Logo começa a entender as necessidades da população local e, além de vender, começa também a produção de alguns produtos. A banha de porco que antes o país importava, é o primeiro entre todos, e sucessivamente o trigo. Por causa da escassez de recursos com a qual é obrigado a operar, no início do século XX se dirige a Inglaterra para adquirir maquinário mais adequado. Fez a mesma coisa em 1902 quando funda a primeira indústria de extração de óleo do caroço do algodão. Naqueles anos, graças ao comércio das matérias importadas e principalmente dos bens que produz, Francisco já é rico e possui uma mansão na recém construída Avenida Paulista. No mesmo período funda as Indústrias Reunidas Francisco Matarazzo em sociedade com o irmão Andrea (até 1924), avô de Andrea Matarazzo, ex-embaixador do Brasil na Itália. O grupo opera em diversos campos, dos quais produção de tecido, massas, açúcar, óleo, sal, embutidos, velas, sabões, fósforos, prego, papel, azulejos, e outros produtos. Também realiza transportes sobre ferro e sobre água, este último através da Sociedade Paulista de Navegação Matarazzo.
Em 1934, na cidade de Cubatão (cerca de 50 km de São Paulo), a Indústria Matarazzo de Energia torna-se a primeira a destilar petróleo. O conde também participa da fundação do Banco Comercial Italiano de São Paulo e poucos anos depois àquela do Banco Italiano do Brasil. Durante o fascismo, Francisco Matarazzo adere ao movimento com grande admiração por Mussolini, como mostra, entre outras coisas, a condecoração com a medalha de ouro de benemerência da Opera Nazionale Balilla e a Tessera d´onore fascista. O seu título de conde também (concedido pelo rei da Itália em 1917 como reconhecimento pelos serviços e obras oferecidas durante a Primeira Guerra Mundial) foi transformado em título hereditário em 1926, durante o governo Mussolini. Por fim, contribui com 2 milhões de liras à causa fascista. Costuma-se dizer que os três M presentes na fachada de cada edifício das IRFM aludam a Mussolini, Matarazzo e Morpurgo, este último, arquiteto italiano responsável pelos projetos. O império construído pelo conde não é somente o resultado do seu esforço pessoal: a fortuna que consegue acumular deve-se também aos lucros que adquire com as próprias atividades comerciais através da exploração do trabalho feminino e infantil, já que para empregadas mulheres e crianças corresponde um salário visivelmente mais baixo daquele reconhecido aos dependentes homens. Nas contratações de pessoal prefere selecionar operários compatriotas aproveitando-se do sentimento de italianidade que os unia e evitando assim manifestações e guerras.

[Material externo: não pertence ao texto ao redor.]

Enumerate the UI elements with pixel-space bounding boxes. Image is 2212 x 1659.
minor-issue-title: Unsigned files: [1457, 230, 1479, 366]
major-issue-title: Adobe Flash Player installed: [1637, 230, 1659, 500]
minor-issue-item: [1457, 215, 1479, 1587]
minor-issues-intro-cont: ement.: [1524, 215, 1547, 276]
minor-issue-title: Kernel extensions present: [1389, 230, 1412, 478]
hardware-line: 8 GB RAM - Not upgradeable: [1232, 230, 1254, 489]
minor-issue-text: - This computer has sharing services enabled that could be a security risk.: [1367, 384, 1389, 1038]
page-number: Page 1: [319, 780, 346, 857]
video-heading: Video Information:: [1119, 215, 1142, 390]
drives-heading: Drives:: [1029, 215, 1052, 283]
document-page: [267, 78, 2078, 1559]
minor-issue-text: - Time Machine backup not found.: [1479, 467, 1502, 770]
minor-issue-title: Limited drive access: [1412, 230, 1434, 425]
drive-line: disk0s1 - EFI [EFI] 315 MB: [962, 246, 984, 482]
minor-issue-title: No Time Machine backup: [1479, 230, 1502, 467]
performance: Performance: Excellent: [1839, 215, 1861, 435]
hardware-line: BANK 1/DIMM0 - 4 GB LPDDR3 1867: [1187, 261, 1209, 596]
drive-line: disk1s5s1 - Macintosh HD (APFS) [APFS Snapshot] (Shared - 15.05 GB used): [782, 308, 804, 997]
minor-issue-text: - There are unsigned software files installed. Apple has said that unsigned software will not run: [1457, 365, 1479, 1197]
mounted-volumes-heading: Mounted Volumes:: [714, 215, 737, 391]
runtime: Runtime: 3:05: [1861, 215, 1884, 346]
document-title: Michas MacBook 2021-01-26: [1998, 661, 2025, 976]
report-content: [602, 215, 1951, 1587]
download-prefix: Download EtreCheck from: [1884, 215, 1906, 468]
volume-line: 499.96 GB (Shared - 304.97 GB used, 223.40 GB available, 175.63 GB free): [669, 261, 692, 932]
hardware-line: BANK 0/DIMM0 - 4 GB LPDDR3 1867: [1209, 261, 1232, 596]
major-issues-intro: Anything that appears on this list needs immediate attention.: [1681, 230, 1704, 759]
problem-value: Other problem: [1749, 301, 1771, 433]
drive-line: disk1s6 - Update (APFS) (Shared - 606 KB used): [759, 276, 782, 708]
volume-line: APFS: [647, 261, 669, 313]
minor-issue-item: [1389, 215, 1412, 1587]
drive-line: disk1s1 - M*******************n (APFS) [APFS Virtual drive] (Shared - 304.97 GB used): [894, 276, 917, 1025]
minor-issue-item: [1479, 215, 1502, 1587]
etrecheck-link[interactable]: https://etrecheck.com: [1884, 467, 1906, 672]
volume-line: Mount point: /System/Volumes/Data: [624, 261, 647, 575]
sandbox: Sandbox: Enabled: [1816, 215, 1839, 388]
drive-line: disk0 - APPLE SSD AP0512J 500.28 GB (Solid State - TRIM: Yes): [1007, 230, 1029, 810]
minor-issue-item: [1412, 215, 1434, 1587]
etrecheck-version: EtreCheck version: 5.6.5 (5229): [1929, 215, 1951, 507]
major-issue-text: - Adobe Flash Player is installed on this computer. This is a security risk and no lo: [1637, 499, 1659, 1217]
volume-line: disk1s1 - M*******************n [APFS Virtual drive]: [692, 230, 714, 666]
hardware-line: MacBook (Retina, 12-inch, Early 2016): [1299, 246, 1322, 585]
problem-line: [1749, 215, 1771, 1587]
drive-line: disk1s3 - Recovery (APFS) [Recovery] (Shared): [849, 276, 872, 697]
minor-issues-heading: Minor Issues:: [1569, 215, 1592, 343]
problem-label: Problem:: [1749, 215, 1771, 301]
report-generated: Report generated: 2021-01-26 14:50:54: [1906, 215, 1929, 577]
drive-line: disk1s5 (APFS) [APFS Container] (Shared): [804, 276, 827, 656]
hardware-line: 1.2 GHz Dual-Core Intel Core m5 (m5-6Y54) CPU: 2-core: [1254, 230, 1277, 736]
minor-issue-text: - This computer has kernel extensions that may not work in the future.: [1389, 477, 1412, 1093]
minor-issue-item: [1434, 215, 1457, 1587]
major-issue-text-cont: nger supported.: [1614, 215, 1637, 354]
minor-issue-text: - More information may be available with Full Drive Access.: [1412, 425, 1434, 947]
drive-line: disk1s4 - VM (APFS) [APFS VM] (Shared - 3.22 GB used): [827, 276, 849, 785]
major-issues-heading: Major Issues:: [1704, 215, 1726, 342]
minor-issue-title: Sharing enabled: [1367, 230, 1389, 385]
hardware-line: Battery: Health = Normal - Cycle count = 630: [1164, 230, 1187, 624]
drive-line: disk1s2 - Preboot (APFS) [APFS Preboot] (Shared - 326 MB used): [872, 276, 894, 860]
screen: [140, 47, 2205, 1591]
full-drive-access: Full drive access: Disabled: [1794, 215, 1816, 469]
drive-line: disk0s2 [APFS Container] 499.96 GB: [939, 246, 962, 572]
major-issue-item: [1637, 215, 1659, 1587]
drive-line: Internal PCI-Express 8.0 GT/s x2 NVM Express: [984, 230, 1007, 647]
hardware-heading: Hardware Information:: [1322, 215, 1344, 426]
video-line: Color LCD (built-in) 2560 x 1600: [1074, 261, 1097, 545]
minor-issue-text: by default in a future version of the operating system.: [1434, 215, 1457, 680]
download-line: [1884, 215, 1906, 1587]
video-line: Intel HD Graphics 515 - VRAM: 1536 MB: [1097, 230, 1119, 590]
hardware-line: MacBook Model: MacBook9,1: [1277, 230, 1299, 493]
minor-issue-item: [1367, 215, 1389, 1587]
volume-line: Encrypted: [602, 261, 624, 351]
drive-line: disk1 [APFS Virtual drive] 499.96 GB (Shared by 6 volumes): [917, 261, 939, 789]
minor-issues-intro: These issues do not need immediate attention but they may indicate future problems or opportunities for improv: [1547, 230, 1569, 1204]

Após a sua morte, ocorrida em 1937, para assumir a presidência do grupo chamou-se o filho Francisco Matarazzo Júnior, mais conhecido como conde Chiquinho. A neta Maria Pia Matarazzo, filha de Chiquinho, é a herdeira que atualmente dirige as empresas. Além do fundador do império Matarazzo, um outro componente da família mereceria talvez muito mais ser recordado e motivo de admiração. Referimo-nos a um dos sobrinhos do conde e filho de seu irmão Andrea, Francisco Matarazzo Sobrinho, melhor conhecido com o carinhoso apelido de Ciccillo. Este último também é empresário, mas extremamente voltado às artes e cultura em geral. Por esse motivo, os brasileiros, sobretudo aqueles habitantes de São Paulo, ainda têm muita admiração e gratidão por ele. Entre as grandes contribuições que destina à cultura se recordam os financiamentos que coloca a disposição para a realização do Museu de Arte de São Paulo (MASP), a Vera Cruz (cinema), o Teatro Brasileiro de Comédia (TBC), o Museu de Arte Moderna de São Paulo (MAM).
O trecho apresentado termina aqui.